Abstract
Purpose:
To discover and prioritize human retina disease genes using novel genome wide method and dataset.
Methods:
Both mRNA expression profile and protein subcellular localization offer important clues regarding potential function of genes. To obtain these two sets of information in retina, we performed paired RNA-seq on mouse retina and mass spectrometry (MS) analysis on purified outer segment (OS) respectively. A novel proteogenomic analysis method that integrated paired RNA-seq and MS/MS data was developed, and a Bayesian model was applied to estimates the probability of proteins’ presence.
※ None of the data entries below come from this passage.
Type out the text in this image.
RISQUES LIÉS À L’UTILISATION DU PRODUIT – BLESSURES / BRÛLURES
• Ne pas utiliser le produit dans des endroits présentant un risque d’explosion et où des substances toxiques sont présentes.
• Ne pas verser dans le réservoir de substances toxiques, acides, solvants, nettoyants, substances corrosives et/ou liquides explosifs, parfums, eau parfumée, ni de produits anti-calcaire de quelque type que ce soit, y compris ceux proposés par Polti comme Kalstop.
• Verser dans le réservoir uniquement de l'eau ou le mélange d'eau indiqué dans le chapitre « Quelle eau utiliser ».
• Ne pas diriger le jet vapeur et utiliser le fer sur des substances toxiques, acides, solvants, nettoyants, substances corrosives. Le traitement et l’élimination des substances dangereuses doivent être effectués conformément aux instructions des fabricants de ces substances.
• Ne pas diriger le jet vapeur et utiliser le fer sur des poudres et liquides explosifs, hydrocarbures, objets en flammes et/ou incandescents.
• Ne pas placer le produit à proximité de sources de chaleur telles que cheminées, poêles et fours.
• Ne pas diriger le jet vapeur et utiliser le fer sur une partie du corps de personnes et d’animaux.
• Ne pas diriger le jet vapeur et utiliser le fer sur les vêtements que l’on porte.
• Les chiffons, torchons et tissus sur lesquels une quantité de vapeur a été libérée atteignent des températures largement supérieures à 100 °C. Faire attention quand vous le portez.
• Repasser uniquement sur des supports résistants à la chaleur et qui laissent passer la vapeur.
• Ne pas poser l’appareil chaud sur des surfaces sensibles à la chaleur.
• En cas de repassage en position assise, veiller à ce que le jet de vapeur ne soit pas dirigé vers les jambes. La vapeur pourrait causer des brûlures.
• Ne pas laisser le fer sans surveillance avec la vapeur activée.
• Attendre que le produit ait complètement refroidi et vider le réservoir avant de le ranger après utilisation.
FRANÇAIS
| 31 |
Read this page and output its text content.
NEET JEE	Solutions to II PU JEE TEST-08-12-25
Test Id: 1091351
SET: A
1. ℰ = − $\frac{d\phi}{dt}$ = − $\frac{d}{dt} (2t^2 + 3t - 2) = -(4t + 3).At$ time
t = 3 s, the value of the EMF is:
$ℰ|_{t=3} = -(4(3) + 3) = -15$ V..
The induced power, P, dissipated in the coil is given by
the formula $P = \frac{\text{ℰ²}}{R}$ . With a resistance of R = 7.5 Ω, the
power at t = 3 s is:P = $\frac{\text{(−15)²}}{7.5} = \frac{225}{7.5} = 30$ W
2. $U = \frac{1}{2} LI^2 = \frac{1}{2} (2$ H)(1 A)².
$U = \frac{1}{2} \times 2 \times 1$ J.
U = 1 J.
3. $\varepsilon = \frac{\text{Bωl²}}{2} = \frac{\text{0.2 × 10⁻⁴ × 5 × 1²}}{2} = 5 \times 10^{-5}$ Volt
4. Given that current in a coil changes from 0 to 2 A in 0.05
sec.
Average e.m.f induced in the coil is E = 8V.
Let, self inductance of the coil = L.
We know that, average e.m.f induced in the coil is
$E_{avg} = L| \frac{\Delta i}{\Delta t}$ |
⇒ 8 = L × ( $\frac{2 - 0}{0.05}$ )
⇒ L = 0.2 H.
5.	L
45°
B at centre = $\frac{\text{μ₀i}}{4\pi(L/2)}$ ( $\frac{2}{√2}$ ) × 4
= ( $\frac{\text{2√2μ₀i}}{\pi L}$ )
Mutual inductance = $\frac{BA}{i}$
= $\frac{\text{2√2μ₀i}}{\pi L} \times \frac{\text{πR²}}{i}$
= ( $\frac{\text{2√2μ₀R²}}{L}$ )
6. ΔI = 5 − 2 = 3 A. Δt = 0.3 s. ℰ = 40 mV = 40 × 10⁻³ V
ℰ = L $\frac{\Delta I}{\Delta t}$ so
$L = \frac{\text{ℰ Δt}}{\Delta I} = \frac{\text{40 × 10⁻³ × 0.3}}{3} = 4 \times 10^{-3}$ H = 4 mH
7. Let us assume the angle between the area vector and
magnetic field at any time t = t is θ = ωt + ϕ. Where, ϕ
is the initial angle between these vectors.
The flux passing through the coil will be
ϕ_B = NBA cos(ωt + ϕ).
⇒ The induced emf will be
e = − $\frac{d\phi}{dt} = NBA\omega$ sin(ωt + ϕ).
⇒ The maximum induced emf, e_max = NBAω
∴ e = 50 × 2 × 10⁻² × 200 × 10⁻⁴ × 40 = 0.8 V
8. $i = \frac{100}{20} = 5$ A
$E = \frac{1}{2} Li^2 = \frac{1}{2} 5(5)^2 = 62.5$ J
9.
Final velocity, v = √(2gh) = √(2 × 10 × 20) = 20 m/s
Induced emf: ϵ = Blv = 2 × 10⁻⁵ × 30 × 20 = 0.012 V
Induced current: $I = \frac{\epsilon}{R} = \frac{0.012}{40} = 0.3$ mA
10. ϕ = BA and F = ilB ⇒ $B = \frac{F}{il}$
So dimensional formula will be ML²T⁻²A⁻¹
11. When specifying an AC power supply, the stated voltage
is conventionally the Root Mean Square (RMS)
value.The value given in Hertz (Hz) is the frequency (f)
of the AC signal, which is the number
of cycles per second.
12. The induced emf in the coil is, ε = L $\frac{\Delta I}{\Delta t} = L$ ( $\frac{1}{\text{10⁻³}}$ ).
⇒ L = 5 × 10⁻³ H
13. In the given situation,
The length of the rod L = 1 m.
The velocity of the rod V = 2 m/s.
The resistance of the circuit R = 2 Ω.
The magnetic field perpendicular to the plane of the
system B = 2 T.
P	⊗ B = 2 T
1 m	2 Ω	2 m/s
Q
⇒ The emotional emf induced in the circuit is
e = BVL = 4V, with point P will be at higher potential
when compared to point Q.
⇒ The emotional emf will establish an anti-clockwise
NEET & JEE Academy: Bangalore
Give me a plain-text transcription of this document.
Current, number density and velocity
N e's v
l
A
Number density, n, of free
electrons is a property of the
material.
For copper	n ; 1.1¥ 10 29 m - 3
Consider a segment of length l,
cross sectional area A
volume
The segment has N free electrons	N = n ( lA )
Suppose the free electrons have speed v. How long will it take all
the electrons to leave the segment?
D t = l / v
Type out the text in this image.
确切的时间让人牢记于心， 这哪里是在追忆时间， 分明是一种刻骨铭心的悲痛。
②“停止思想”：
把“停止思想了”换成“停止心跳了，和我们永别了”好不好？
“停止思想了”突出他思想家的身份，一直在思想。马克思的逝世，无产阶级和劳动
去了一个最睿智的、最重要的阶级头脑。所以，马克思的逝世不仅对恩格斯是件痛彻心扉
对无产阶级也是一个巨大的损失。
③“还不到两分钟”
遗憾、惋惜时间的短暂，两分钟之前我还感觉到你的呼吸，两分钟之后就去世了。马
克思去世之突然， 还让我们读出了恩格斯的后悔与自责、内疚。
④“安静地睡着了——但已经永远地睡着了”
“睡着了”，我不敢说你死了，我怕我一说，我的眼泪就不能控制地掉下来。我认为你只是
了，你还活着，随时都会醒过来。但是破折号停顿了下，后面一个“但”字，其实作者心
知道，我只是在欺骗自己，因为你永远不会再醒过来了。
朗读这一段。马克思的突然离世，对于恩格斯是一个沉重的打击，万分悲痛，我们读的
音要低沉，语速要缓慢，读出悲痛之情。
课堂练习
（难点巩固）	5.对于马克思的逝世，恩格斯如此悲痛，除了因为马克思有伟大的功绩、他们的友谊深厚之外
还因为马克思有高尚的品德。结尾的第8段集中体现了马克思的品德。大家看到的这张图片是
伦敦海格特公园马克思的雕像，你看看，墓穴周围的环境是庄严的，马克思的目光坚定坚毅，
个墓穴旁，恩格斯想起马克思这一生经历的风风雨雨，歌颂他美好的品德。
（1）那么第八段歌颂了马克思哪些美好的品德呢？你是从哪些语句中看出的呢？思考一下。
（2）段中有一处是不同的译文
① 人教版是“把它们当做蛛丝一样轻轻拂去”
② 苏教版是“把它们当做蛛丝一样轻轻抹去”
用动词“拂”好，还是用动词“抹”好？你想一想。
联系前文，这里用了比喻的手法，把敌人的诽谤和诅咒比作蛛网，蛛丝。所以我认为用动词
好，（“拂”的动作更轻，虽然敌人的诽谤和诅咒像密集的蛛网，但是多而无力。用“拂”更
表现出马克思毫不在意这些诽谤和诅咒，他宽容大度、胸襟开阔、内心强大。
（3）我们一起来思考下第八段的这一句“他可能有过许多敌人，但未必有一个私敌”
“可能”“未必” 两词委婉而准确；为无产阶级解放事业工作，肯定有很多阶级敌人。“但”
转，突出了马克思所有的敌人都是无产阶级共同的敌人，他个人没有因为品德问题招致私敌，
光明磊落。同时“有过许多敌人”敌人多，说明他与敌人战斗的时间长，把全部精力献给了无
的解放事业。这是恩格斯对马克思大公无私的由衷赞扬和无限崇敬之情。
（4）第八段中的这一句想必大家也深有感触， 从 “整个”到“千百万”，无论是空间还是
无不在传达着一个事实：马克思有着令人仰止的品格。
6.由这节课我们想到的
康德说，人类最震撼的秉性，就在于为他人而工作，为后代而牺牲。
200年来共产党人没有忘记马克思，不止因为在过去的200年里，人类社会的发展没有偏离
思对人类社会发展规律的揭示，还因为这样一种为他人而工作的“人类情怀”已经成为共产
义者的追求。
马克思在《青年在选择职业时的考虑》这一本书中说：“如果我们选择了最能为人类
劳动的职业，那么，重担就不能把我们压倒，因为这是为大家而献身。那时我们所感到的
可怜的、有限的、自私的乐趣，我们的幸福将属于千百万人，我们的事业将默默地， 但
Finally, these data sets are combined with exom sequencing results from patient with retina diseases for candidate disease genes discovery.
Results:
Compared to previous proteomic studies, our method is highly sensitive and specific with three times more proteins (>3000) identified in the mouse retina OS. In addition, by comparing the protein concentration between OS and the rest of the retina, protein subcellular localization in retina can be predicted at 90% accuracy. Strikingly, we found that known retinal disease causing gene is highly enriched with about 60% of them is included in this gene set. A Bayesian statistic model developed based on this dataset is used to predict the relevance of a gene to the retinal diseases across the genome. Excellent prediction result has been obtained as experimental supporting evidences can be found for a significant portion of top ranking genes. Finally, this tool is used to prioritize novel retinal disease gene discovery by combining the exom sequencing results from our retinal disease patient cohort. Validation of the top ranking candidate genes is currently underway.
Conclusions:
Our study was the first to integrate proteomics and transcriptomics to build statistics model for retinal disease gene prediction. Combined with animal model and human patient exome sequencing data, this novel tool can greatly facilitated gene functional studies and novel disease gene discovery.